U.S. Representative Alexandria Ocasio-Cortez announced yesterday that she plans on filing a measure to prevent the US Army from recruiting using livestreaming platforms like Twitch. This comes hot on the heels of the Army quietly retreating from Twitch, after a backlash over their use of the platform for recruiting efforts.
As Vice first reported yesterday, AOC filed a draft amendment to the House Appropriations bill on July 22. The amendment would prevent the Army from using funds appropriated by the bill to "maintain a presence on Twitch.com or any video game, e-sports, or live-streaming platform."

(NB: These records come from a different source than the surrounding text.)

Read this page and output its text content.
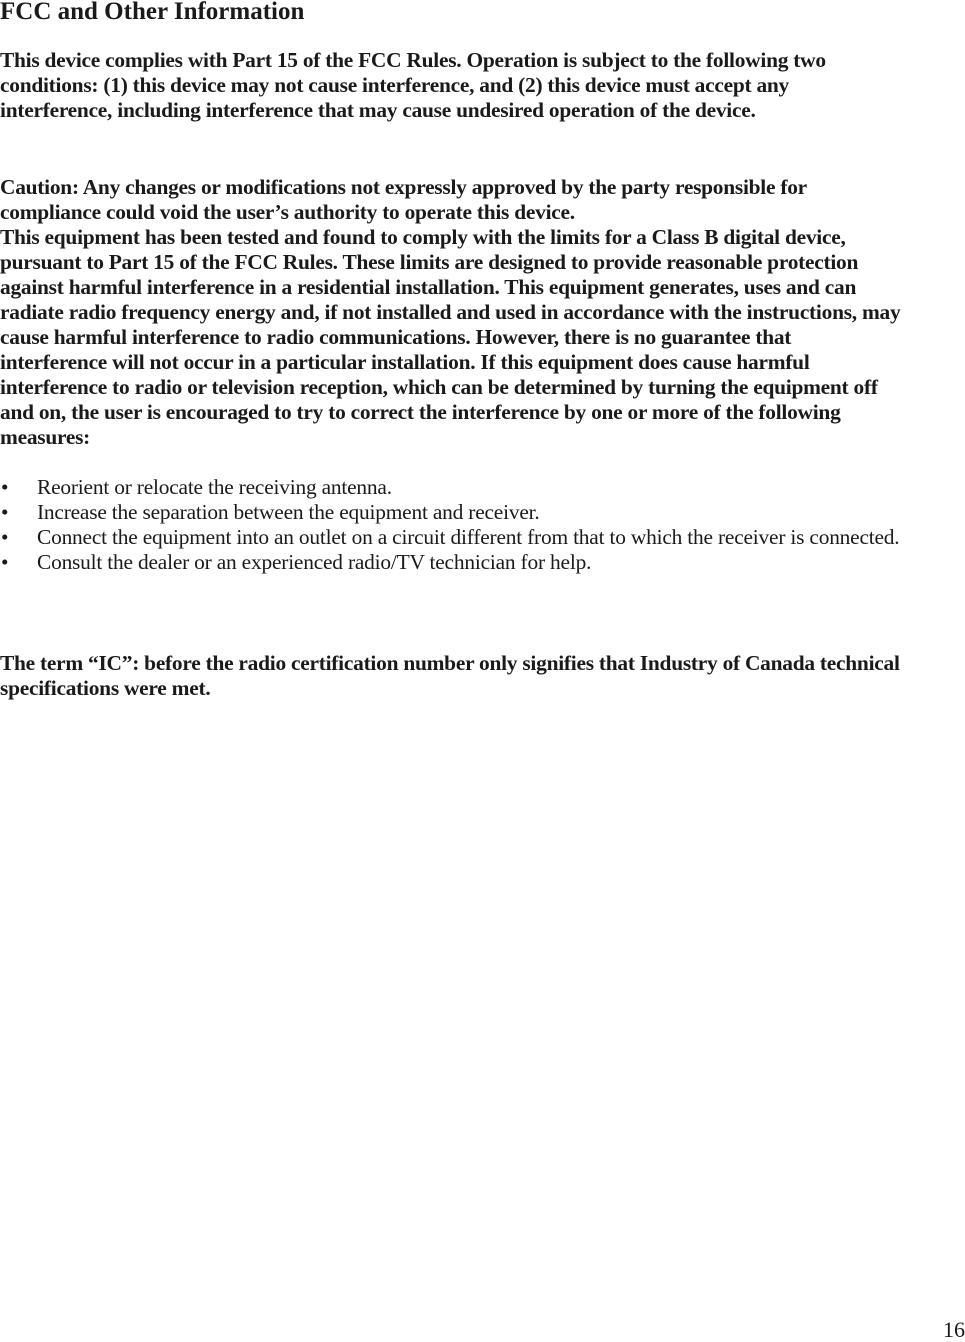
FCC and Other Information

This device complies with Part 15 of the FCC Rules. Operation is subject to the following two conditions: (1) this device may not cause interference, and (2) this device must accept any interference, including interference that may cause undesired operation of the device.

Caution: Any changes or modifications not expressly approved by the party responsible for compliance could void the user’s authority to operate this device.

This equipment has been tested and found to comply with the limits for a Class B digital device, pursuant to Part 15 of the FCC Rules. These limits are designed to provide reasonable protection against harmful interference in a residential installation. This equipment generates, uses and can radiate radio frequency energy and, if not installed and used in accordance with the instructions, may cause harmful interference to radio communications. However, there is no guarantee that interference will not occur in a particular installation. If this equipment does cause harmful interference to radio or television reception, which can be determined by turning the equipment off and on, the user is encouraged to try to correct the interference by one or more of the following measures:

• Reorient or relocate the receiving antenna.
• Increase the separation between the equipment and receiver.
• Connect the equipment into an outlet on a circuit different from that to which the receiver is connected.
• Consult the dealer or an experienced radio/TV technician for help.

The term “IC”: before the radio certification number only signifies that Industry of Canada technical specifications were met.

16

Speaking to Motherboard, Ocasio-Cortez said that "it's incredibly irresponsible for the Army and the Navy to be recruiting impressionable young people and children via live streaming platforms. War is not a game, and the Marine Corps' decision not to engage in this recruiting tool should be a clear signal to the other branches of the military to cease this practice entirely."
Earlier that same day, Kotaku reported that the Army had quietly decided to retreat from Twitch, after banning viewers for repeatedly asking about war crimes and hosting giveaways which actually lead viewers to a recruitment page for the Army. This comes from an email from someone close to the Army, which Kotaku has seen, saying the Army might not resume activity on livestreaming platforms until at least Spring 2021. AOC's proposed amendment would prevent the Army from returning.
As of right now, the US Army hasn't hosted a livestream on Twitch in almost two weeks. Their productions have been heavily criticized by many, including the ACLU, who stated that banning users who asked about the Army's war crimes was unconstitutional.
While the Army has quietly pulled out of Twitch, the US Navy remains undeterred. Their last livestream on Twitch took place late last night on July 22, and they've certainly showed no signs of following in the Army's steps and bowing out of Twitch, despite employing similar recruitment tactics through giveaways and banning users for mentioning war crimes.
As Vice's article notes, Ocasio-Cortez's proposed measure has a long way to go until it's potentially implemented in the House Appropriations bill. Its first hurdle comes from the House Appropriations Committee on Rules, which meets next week on July 27 to decide which proposed amendments will go forward.
The House will then write one finalized version of the budget, which has to go through multiple select committees before being voted on by the House, before the Senate gets involved in voting on the bill. Ocasio-Cortez's measure could falter at any stage, but we'll be reporting back on future developments on the measure.